O problema, porém, não reside apenas na origem do procedimento, mas em sua evolução. Ao longo dos anos, o inquérito ampliou seu escopo, desdobrando-se em diversas investigações conexas, frequentemente conduzidas sob sigilo e com medidas consideradas por críticos como restritivas à liberdade de expressão e ao devido processo legal. Não por acaso, o ministro Marco Aurélio Mello, atualmente um crítico contumaz da Corte, referiu-se ao caso como “Inquérito do fim do mundo”, expressão que sintetiza a percepção de um processo sem limites claros de objeto, duração ou competência.
Outro ponto sensível diz respeito a decisões que determinaram a retirada de conteúdos jornalísticos ou o bloqueio de perfis em redes sociais. Em episódio emblemático, o STF ordenou a remoção de reportagem que citava o então presidente da Corte, decisão posteriormente revista, mas que foi amplamente criticada por entidades de imprensa como um ato de censura. Essas medidas suscitam uma questão central: até que ponto a proteção institucional pode justificar restrições a direitos fundamentais? A resposta, longe de consensual, divide a comunidade jurídica e alimenta a percepção de que o Tribunal, em certos momentos, atua como parte interessada, e não como árbitro imparcial.
A crise de legitimidade se agrava quando decisões judiciais se entrelaçam com suspeitas ou controvérsias envolvendo membros da própria Corte. Casos recentes envolvendo o ministro Dias Toffoli, por exemplo, suscitaram questionamentos sobre possível conflito de interesses em investigações nas quais atua como relator.
Ainda que tais episódios sejam objeto de apuração e defesa institucional, e que o próprio STF, em determinados momentos, tenha reafirmado a validade dos atos praticados por seus ministros, o simples surgimento dessas controvérsias já é suficiente para abalar a confiança pública. Em instituições de cúpula, a aparência de imparcialidade é quase tão relevante quanto a imparcialidade em si.
Os defensores da atuação do STF argumentam que a Corte tem exercido um papel crucial na contenção de ameaças à ordem democrática, especialmente em um contexto de radicalização política e disseminação de desinformação. De fato, a proteção das instituições é uma função legítima e necessária.
Entretanto, a crítica central reside no método: ao expandir suas próprias competências, investigar, acusar e julgar em determinados casos, o Tribunal corre o risco de concentrar poderes em grau incompatível com o modelo de separação de poderes consagrado pela Constituição. O STF não é apenas um tribunal; é o vértice do sistema constitucional brasileiro. Por isso mesmo, sua autoridade depende menos da força de suas decisões e mais da legitimidade que delas emana.

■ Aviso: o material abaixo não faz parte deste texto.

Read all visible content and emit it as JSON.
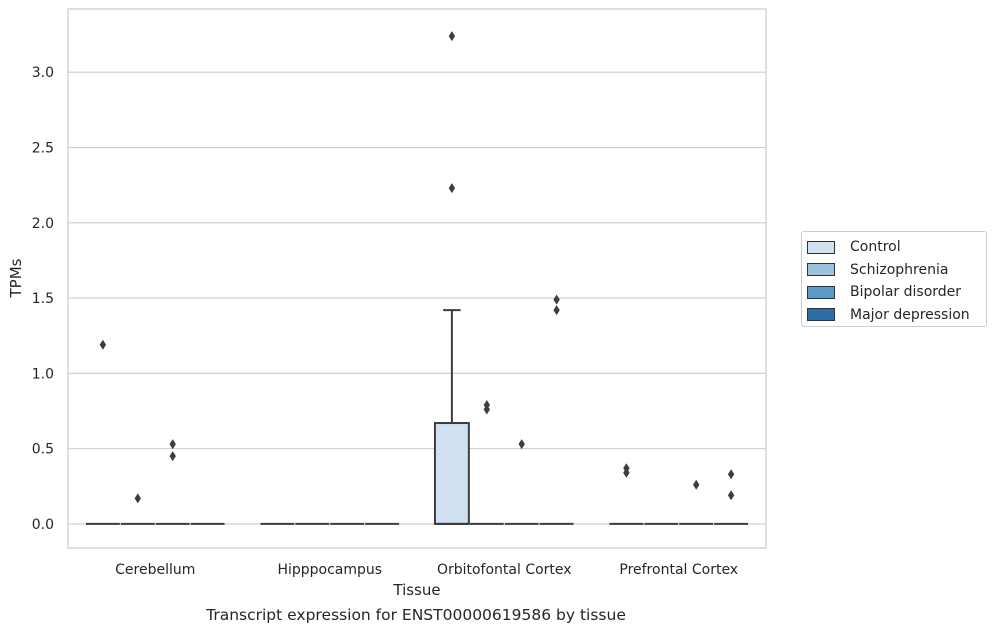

A atual crise não se resolve com o silenciamento de críticas nem com a reafirmação abstrata de poderes institucionais. Exige, antes, um movimento de autocontenção, respeito estrito às garantias processuais e transparência irrepreensível na conduta de seus membros.
Sem isso, o risco não é apenas a deterioração da imagem da Corte, mas o enfraquecimento do próprio Estado de Direito que, em última instância, depende de um Judiciário forte, mas também equilibrado, previsível e fiel à Constituição que jurou guardar.